De Wadweere; van Bonifatiusweg tot Blôtebienepad
Door Bernd Ooijevaar
Op de plek waar in de prehistorie mensen leefden van de jacht, visvangst en akkerbouw, fiets je tegenwoordig over het Blôte Bienepad door een rustiek stukje buitengebied in de gemeente Opmeer. Kijk je daar nu rond dan zie je weiden en akkerland. Zo’n 500 jaar geleden was je hier waterplassen, riet en bos tegengekomen. Het nieuwe fietspad bij Aartswoud, dat is aangelegd tussen de Braakpolder en de Tropweere, loopt dwars door een gebied dat vroeger bekend stond onder de naam Wadweere.

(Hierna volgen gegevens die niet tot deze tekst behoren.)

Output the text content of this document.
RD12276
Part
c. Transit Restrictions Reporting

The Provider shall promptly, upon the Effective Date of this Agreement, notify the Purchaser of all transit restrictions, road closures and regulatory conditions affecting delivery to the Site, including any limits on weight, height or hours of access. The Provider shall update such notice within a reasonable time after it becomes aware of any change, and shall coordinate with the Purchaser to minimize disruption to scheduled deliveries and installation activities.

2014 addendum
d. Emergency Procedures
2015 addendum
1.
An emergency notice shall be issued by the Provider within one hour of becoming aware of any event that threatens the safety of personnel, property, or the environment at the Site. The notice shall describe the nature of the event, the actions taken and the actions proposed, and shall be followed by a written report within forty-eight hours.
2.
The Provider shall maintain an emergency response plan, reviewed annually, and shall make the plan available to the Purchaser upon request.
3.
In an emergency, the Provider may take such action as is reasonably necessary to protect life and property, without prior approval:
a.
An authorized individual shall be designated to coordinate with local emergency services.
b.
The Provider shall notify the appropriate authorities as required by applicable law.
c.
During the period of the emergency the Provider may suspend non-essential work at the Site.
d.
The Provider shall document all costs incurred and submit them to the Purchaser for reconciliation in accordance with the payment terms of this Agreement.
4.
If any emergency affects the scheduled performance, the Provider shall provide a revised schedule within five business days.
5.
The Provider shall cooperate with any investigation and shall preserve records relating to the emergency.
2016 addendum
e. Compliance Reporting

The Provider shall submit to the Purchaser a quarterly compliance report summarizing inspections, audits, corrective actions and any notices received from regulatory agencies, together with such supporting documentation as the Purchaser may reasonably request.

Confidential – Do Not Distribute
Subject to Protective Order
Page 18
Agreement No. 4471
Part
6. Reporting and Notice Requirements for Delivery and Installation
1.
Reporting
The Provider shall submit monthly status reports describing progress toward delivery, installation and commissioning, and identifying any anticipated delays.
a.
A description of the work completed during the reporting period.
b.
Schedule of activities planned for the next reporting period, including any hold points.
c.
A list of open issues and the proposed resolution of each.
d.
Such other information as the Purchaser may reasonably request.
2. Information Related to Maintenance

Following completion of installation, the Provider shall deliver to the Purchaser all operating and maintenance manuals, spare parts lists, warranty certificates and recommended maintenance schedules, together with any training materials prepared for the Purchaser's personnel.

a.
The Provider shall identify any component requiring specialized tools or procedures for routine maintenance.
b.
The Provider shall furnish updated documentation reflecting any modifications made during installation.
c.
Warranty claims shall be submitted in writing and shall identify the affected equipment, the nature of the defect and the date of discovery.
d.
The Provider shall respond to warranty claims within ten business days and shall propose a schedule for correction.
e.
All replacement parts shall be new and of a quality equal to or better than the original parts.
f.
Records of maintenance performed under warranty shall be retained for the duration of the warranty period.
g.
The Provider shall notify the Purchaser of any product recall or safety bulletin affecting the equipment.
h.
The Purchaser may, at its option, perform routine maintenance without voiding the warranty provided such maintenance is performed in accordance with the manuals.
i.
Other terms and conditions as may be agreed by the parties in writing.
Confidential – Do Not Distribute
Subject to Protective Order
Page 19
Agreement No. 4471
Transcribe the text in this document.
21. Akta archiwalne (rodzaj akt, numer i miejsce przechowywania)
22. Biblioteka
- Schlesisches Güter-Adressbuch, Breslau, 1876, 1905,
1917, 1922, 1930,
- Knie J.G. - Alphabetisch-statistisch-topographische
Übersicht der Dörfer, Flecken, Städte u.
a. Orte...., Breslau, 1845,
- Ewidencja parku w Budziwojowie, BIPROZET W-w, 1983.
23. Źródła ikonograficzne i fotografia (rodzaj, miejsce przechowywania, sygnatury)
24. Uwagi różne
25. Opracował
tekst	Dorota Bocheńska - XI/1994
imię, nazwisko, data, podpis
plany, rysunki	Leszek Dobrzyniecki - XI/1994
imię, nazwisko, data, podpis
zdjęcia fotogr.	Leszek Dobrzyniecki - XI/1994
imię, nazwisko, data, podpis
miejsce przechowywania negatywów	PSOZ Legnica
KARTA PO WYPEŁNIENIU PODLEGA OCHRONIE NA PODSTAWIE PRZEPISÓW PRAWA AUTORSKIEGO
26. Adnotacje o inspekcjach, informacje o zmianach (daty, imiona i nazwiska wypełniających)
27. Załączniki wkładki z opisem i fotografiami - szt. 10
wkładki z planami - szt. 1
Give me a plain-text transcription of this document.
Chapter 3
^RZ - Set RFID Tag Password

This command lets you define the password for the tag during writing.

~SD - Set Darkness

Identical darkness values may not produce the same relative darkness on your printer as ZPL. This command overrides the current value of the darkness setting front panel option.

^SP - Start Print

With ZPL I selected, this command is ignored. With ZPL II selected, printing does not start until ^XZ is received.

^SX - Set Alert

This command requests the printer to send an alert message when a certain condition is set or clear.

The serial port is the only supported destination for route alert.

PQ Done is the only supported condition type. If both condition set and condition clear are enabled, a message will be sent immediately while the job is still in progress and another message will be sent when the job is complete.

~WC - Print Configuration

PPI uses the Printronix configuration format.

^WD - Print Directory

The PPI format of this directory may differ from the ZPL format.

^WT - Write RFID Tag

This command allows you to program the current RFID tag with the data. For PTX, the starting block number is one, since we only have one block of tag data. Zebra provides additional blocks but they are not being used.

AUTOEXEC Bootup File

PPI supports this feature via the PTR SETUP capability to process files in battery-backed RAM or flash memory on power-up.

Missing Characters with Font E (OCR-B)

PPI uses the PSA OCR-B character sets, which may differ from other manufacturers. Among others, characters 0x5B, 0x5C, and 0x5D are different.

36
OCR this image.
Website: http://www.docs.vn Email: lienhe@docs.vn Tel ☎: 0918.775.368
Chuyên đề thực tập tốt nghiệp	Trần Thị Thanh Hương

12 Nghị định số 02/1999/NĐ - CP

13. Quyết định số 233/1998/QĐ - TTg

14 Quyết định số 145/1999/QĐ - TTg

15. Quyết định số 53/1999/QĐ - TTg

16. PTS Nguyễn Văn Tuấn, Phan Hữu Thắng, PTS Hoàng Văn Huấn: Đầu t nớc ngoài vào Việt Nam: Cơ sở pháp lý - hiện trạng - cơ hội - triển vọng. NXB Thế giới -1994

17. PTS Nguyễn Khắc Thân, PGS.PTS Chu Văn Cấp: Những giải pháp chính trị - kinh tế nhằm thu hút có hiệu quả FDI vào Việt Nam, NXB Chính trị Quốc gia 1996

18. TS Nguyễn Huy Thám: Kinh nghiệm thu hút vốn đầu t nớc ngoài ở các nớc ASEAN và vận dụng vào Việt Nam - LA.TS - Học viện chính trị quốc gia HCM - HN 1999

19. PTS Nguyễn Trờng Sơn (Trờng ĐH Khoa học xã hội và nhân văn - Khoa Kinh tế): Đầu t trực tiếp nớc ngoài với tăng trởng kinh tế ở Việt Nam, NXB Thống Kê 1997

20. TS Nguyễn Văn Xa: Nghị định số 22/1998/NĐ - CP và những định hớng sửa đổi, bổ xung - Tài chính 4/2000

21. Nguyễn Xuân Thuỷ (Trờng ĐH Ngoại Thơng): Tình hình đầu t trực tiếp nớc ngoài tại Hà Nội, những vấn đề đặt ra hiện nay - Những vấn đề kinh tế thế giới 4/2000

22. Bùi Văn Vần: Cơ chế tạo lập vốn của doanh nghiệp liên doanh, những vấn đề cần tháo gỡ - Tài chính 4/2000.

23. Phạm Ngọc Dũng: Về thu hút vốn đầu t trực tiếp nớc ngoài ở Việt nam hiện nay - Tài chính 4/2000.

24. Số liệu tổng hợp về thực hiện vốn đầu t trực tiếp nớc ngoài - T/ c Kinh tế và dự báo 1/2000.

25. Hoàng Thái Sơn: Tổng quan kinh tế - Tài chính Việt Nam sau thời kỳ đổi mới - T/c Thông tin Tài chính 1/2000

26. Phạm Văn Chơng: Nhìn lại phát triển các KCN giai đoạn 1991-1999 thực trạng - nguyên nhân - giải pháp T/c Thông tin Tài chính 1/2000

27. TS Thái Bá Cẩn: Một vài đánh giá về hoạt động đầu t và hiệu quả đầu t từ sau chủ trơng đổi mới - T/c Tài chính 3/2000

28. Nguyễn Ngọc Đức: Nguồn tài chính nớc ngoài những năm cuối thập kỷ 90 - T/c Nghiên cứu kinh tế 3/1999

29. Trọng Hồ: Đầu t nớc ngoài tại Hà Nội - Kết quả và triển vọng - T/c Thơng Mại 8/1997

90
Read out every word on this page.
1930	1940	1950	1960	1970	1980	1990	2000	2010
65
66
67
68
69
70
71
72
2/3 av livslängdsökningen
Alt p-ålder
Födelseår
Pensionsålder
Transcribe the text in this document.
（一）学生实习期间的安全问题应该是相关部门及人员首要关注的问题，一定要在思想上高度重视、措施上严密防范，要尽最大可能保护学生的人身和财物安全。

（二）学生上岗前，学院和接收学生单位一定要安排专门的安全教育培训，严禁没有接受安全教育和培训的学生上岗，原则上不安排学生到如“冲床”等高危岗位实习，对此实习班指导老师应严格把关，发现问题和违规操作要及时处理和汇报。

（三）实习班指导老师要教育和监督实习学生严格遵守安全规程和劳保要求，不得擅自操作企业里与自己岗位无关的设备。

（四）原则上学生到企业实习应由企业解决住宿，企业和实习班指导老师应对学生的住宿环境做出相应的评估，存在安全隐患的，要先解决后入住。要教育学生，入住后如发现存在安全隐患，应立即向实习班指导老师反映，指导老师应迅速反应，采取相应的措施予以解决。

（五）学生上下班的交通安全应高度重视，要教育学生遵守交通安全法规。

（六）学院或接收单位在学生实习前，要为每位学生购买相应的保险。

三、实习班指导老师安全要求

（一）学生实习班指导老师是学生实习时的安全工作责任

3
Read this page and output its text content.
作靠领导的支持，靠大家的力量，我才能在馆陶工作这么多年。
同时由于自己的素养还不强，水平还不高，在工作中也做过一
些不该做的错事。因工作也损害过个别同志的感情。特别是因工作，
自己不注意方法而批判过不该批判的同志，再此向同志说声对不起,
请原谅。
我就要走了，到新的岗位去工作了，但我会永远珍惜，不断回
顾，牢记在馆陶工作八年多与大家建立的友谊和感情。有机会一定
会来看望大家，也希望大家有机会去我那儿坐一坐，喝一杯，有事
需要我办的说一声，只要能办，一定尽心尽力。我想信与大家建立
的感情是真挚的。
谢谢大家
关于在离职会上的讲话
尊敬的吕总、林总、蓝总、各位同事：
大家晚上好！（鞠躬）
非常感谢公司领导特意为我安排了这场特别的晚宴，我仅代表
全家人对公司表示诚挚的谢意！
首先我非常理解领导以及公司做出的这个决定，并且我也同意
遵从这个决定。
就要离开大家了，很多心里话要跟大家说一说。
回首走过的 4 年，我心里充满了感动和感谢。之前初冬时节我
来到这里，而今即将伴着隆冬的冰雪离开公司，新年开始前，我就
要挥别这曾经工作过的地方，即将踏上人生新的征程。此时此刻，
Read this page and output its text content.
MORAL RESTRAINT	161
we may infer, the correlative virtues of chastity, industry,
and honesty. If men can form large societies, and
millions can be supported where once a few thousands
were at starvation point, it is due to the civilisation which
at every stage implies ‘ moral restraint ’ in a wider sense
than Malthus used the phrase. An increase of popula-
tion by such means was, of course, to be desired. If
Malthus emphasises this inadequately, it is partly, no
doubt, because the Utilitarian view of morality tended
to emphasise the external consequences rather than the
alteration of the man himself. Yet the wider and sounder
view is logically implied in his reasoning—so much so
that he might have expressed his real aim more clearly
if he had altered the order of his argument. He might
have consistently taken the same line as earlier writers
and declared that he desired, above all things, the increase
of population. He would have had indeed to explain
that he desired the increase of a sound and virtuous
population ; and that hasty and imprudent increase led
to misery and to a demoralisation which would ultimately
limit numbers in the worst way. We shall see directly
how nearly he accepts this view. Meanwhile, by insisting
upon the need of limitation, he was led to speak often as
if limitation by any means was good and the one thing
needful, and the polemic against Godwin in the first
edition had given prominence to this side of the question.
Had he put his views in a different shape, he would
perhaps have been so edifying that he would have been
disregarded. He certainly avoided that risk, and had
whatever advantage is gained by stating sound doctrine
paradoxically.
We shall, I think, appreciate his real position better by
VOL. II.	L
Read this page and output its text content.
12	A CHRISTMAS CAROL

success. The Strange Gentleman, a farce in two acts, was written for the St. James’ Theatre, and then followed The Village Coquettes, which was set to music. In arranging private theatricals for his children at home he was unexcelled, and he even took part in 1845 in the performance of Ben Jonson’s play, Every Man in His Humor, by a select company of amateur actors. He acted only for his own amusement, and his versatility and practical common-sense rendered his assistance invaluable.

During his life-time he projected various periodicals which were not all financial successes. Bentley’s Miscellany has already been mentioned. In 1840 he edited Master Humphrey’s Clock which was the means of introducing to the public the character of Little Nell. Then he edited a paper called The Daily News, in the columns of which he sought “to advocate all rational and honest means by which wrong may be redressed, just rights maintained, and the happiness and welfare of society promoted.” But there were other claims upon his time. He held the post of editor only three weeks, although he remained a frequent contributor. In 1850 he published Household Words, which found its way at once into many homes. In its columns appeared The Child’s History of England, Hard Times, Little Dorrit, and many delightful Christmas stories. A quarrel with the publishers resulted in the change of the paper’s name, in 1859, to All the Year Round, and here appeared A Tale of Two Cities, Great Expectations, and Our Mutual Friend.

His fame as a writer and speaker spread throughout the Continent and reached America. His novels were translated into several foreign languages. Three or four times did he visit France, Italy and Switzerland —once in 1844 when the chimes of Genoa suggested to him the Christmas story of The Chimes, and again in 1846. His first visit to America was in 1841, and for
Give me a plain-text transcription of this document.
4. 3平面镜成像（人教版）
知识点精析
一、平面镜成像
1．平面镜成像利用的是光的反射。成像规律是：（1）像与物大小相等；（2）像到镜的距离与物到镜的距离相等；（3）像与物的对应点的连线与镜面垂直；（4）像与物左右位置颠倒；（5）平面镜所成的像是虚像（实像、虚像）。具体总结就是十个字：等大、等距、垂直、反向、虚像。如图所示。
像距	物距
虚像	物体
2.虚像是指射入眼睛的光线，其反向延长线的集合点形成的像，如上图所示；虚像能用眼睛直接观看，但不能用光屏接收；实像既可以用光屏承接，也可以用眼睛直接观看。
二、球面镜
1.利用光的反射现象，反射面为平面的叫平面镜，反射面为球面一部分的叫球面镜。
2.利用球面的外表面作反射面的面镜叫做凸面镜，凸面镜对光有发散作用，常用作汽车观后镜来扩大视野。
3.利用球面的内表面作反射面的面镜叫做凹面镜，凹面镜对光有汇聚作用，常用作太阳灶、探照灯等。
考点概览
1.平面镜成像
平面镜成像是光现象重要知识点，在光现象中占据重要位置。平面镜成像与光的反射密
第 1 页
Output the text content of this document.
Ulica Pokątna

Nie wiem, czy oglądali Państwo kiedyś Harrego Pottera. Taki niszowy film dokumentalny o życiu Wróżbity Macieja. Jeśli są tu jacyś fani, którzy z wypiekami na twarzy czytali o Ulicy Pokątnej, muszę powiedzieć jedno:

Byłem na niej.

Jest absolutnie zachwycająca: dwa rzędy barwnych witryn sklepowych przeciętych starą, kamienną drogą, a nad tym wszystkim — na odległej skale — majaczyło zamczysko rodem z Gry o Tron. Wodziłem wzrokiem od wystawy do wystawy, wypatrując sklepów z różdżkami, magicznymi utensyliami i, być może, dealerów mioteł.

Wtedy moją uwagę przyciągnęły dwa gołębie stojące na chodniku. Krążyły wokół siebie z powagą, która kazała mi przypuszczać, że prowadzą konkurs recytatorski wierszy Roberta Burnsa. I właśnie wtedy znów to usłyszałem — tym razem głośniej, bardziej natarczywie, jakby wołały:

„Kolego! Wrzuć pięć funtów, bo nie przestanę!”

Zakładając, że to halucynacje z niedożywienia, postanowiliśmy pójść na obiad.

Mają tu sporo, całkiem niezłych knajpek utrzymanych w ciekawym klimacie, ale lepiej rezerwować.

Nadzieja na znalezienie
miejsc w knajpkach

De Wadweere dankt haar naam zeer waarschijnlijk aan het feit dat zij was gelegen in de uitengouwe, het gebied dat zich uitstrekt tussen de Gouwe en de dorpsas vanLambertschaag en Abbekerk. De Buitengouwe werd ook wel de Weere genoemd; oorspronkelijk is de Weere dan ook geen dorpsnaam maar een gebiedsnaam[1]. ‘Wad’ verwijst ongetwijfeld naar de natte gesteldheid van het gebied. De Wadweere werd ten westen begrensd door de Molen- of Veersloot en de Braak(-polder); ten noorden door de Veersloot met daarboven de Molenkolk; ten noordoosten door de Oosterkolk (later de Kolk van Dussen[2]) en ten zuiden door de voormalige bannegrens met Hoogwoud. De Wadweere kende een uiterst gevarieerd landschap, er was water en er waren rietlanden, hooilanden en weiland. Gezien een aantal veldnamen moet er in ieder geval in de 16e eeuw ook bos zijn geweest.
Het blôtebienepad
Opbrengsten
De eerste maal dat we de Wadweere als naam tegenkomen is in 1423 bij een geschil tussen Willem Simonsz en de kerkmeesters van Aartswoud[3]. Wellicht betreft het hier een geschil in de opbrengsten uit de verpachting van de landerijen in de Wadweere. In 1537 brachten de landerijen ruim 233 pond op waarvan ruim 9 pond ten goede kwam aan de pastoor en de koster van Aartswoud. Het restant werd verdeeld onder de heer van Hoogwoud en de kerk van Aartswoud. Vervolgens ontvingen de kerkmeesters van Aartswoud een paar laarzen van de heer omdat zij het toezicht hadden op de pachters van de Wadweere[4]. Veel veldnamen die we in de 16e eeuw in de rekeningen van onder andere de Wadweere tegenkomen, zijn eeuwenlang gangbaar gebleven. In het kohier van de verponding van de landerijen onder Aartswoud uit 1783[5], vinden we de oude namen terug. Met behulp van de eerste kadastrale gegevens uit 1832 konden de veldnamen grotendeels worden gereconstrueerd. Dit was voor ondergetekende van groot belang aangezien er blijkens een rekening van 1 juli 1562 een oude weg door de Wadweere liep die kort daarna is verdwenen.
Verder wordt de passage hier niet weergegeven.